Обратите внимание на подбор имен: все упомянутые художники принадлежат к авангардным направлениям, а «классик» Васнецов отставлен. Скорее всего, в этом подборе особого смысла искать не стоит — Анчаров просто взял имена, которые находились на слуху и легли в размер строфы, — но все-таки заметим, что в начале сороковых авангардизм, пышным цветом распустившийся в начальный период советской власти, уже был далеко не в чести (подробнее об этом см. главы 3 и 4). Это еще одна иллюстрация к образу Анчарова как совершенно независимого в своих суждениях человека, — он, как и другие его сверстники, впитал многое из веяний эпохи, но принимал и выдавал обратно как свое только то, с чем был действительно внутренне согласен. А все сверх этого — его собственные, никем не подсказанные мысли.

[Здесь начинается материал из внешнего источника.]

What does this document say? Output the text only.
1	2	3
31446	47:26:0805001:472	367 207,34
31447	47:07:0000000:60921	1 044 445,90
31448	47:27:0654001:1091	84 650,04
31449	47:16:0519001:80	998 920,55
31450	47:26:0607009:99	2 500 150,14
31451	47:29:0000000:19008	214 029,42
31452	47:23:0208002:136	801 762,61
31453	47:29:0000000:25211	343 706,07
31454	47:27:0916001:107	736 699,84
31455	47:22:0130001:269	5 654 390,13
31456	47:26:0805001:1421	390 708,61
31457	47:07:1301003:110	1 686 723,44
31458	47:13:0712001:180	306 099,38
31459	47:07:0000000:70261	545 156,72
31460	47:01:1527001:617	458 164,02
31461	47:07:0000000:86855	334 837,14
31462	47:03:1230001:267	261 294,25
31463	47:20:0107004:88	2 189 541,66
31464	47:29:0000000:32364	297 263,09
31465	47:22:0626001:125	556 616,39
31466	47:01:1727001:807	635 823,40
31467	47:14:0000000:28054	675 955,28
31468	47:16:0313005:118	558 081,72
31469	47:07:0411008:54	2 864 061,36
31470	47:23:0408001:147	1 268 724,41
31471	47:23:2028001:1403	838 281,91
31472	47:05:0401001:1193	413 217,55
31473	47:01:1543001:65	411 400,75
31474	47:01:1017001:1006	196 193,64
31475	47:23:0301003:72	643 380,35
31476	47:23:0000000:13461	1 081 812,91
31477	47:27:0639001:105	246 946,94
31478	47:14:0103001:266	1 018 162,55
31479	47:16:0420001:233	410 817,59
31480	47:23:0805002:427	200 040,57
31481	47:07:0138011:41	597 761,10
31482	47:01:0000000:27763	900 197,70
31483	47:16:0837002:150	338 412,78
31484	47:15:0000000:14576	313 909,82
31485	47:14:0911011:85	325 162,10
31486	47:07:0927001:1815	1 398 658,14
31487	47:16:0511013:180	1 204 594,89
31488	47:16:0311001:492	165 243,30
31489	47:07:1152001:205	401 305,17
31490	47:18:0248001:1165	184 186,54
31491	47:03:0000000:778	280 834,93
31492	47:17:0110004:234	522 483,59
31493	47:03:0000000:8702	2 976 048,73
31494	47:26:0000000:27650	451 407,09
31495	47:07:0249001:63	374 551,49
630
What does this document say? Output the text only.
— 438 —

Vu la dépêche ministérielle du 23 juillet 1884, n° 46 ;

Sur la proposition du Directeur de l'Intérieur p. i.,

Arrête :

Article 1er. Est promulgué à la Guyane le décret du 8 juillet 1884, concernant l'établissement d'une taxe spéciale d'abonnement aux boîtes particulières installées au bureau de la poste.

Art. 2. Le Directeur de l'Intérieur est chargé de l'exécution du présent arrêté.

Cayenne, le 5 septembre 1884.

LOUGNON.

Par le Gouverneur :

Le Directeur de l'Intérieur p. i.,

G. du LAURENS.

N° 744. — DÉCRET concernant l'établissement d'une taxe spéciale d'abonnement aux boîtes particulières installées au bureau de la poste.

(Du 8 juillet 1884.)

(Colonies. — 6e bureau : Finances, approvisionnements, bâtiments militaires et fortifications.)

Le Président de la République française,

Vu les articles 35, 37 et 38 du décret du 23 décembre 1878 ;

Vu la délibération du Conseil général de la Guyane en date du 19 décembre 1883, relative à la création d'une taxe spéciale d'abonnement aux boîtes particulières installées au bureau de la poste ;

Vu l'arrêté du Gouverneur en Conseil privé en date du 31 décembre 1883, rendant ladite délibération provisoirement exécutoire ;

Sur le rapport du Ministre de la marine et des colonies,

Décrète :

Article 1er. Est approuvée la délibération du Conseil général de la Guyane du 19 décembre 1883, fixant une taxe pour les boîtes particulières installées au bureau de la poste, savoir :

По свидетельству А.М. Плунгяна, в то время в школе действовал театральный кружок, который также посещали Ракино и Анчаров. Сам Анчаров вспоминает об этом в «Записках странствующего энтузиаста» скорее с иронией:

«Я решил принять участие в постановке “Спящей царевны и семи богатырей”, которую ставила учительница литературы. Сказка, конечно, но если ее написал Пушкин, то от постановки должно получиться что-нибудь хорошее. <…>

Я решил участвовать как художник и вообще. На заднем плане было огромное окно кокошником, сделанное из ворот, которые мы притащили со свалки — откуда же еще? Я его раскрасил узорами. И за окном, тоже клеевыми красками, — пейзаж и на обоях в три слоя — ненужный слой заворачивался наверх, каждый на свою палку. Фанерная русская печь и дырка внизу — якобы открытое поддувало. Все было очень натурально. Ну и реквизит кое-какой. Канцелярский стол, например, работал и за обеденный и за постель для царевны. Хрустального гроба не было, но был грот — щель, выпиленная зубцами-клыками из фанеры, расписанной под гранит, где якобы стоит этот гроб и где царевич должен был лобзать отличницу из восьмого класса, чтобы она наконец проснулась и он бы ее оттуда унес для свадьбы в кругу положительных героев.

Первая накладка случилась, когда царевна, войдя на сцену, плавным движением сняла газовую косынку и не глядя положила на лежанку. Но так как вместо лежанки тоже была дыра, то косынка скользнула вниз, и ее сквозняком выдуло в другую дыру — якобы открытое поддувало. Царевна подумала, что она уронила косынку, и повторила маневр. Но — фьють — косынка выскакивает из нижней дыры. После четвертого раза в зале начали смеяться.

Потом мы сидели в классе, откуда был выход на сцену, и переживали. И тут кто-то говорит, что ученица-троечница, которая должна была играть говорящее зеркало — ты прекрасна, спору нет и так далее, — не пришла.

Была морозная пауза. Но потом раздался голос царевны-отличницы, которая догадалась ответить царице, что положено зеркалу. Она сказала весь текст и в красивом полуобмороке влетела в класс.

Мы перевели дух. Но тут кто-то опять вспомнил, что зеркало должно говорить еще раз.

Все привстали, когда услышали голос. Зеркало говорило голосом лучшего математика школы и сильно картавило — ты пгекгасна, спогу нет и так далее. Тогда мы услышали овации.

Далее вспоминать страшно.

Когда наконец, куснув отравленное яблоко, царевна умерла на столе, красиво уронив руку, то яблоко укатилось в зал, и маленький мальчик тут же схватил яблоко и стал его жрать.